How to build your own data platform. Episode 2: authorization layer. Data Lake implementation.
Gustavo Martin Morcuende
Posted on June 2, 2023
Introduction.
This is the second episode in the series about how to build your own data platform. You can find the whole list of articles in the following link https://medium.com/@gu.martinm/list/how-to-build-your-own-data-platform-9e6f85e4ce39
Remember, a data platform will be used by many teams and users. Also the data to be stored could be coming from many and different sources. Data owners will want to set permissions and boundaries about who can access the data that they are storing in the data platform.

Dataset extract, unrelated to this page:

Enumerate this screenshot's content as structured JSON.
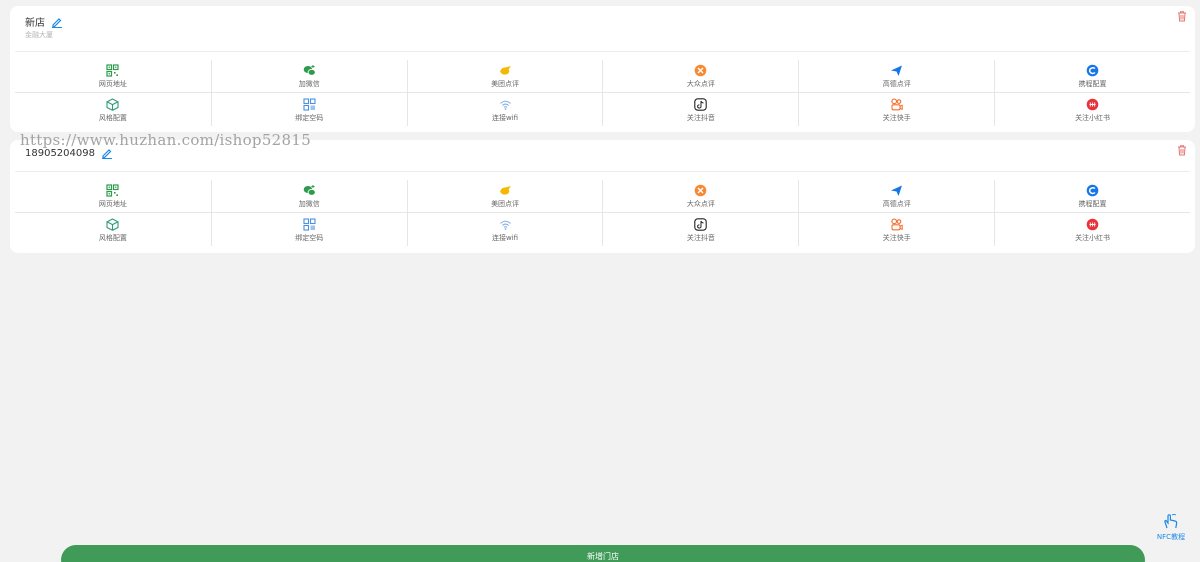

In this episode I will explain how you can add these capabilities to your data platform. Also I will introduce the concept of data mesh, and how you can use the authorization layer for implementing the workflow between data consumers and data owners that you will need for creating a successful data mesh.
Authorization layer.
Our authorization layer will be on the top of the storage one. In this way, users and applications willing to use the stored data will need to do it through this layer in a safe way. No data will escape from the storage layer without authorization.
For implementing this layer you can use different solutions like Unity Catalog from Databricks, Lake Formation from AWS, plain IAM roles also from AWS, Apache Ranger, Privacera and many others.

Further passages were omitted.